Yoga and Physiotherapy

The word yoga comes from the word yoke with means to combine. The aim of yoga is to connect the body to the mind and the individual being with the universal energy. Yoga texts and philosophy dating back thousands of years outline an entire science of living. But let’s face it; most people come to yoga for a good stretch and some time out. Hatha yoga (which is the practice of physical postures and breathing exercises) is widely taught and practiced in Australia.

Recent developments in Physiotherapy evidence base and practices support hatha yoga principles. Core stability exercises and Pilates exercises are often based on yoga postures (also known as asana) and some underlying principles of Hatha yoga are mirrored in physiotherapy practice. There are three primary bandhas (or locks) taught in Hatha yoga which refer to muscle locks used to increase strength and direct the flow of energy in the body.

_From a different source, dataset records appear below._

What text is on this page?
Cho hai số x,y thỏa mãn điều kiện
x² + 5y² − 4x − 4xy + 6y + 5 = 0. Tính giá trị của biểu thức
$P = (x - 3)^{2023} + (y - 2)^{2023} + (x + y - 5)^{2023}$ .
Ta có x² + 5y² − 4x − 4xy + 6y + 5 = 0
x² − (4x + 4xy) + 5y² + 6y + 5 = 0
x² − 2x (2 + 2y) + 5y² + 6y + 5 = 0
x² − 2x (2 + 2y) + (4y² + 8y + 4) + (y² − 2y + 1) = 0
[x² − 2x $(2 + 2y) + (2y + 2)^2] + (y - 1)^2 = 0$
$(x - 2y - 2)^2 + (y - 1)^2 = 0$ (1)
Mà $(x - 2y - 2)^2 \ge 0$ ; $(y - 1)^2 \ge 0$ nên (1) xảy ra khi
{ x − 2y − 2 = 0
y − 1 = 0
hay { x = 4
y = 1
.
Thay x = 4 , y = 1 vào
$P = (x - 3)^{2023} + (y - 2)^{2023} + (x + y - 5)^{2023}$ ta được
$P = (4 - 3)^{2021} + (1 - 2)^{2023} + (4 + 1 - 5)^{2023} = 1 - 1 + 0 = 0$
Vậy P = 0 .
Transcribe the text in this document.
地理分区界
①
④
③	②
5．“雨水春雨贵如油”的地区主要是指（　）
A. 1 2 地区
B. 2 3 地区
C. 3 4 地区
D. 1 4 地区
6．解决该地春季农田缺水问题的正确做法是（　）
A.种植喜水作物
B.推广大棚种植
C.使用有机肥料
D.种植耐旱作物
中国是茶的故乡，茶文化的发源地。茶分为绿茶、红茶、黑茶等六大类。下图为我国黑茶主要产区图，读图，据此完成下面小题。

  • Mula bandha (root lock)
  • Uddiyana bandha (abdominal lock)
  • Jalandhala bandha (chin lock)

When Mula bandha is activated there is contraction of the pelvic floor and transverse abdominus. Similar exercises are taught by physiotherapists and there is a plethora of evidence indicating that strengthening the pelvic floor and transverse abdominus is beneficial for treating low back pain. Pelvic floor exercises are also widely taught for management of urinary incontinence.

Activating Jalandhara bandha involves gently tucking the chin down and pressing the tongue into the roof of the mouth and activates the deep neck flexors. Deep neck flexor exercise are widely taught by physiotherapists for neck pain and instability and this practice is supported by clinical evidence.

From a physiotherapist view point, practicing yoga asanas can be hugely beneficial for creating a balanced, flexible and strong body. However, yoga asanas sometimes need to be prescribed with caution. For example, a bulging lumbar disc may be irritated by excessive forward bending of the spine with the legs straight. Conditions where there is forward slipping of one vertebra on the other (also known as spondylolithesis) will not respond well to backward bending of the spine.

Every body is different and the biggest lesson is to gain understanding your own body. Injuries will not occur during yoga practice if you are listening to the subtle (or sometimes not so subtle) messages your body is sending you. Yoga postures should never cause intense or sharp pain in the body.

If you have an injury or chronic pain and are interested in trying yoga, your physiotherapist can assess and guide you along the path.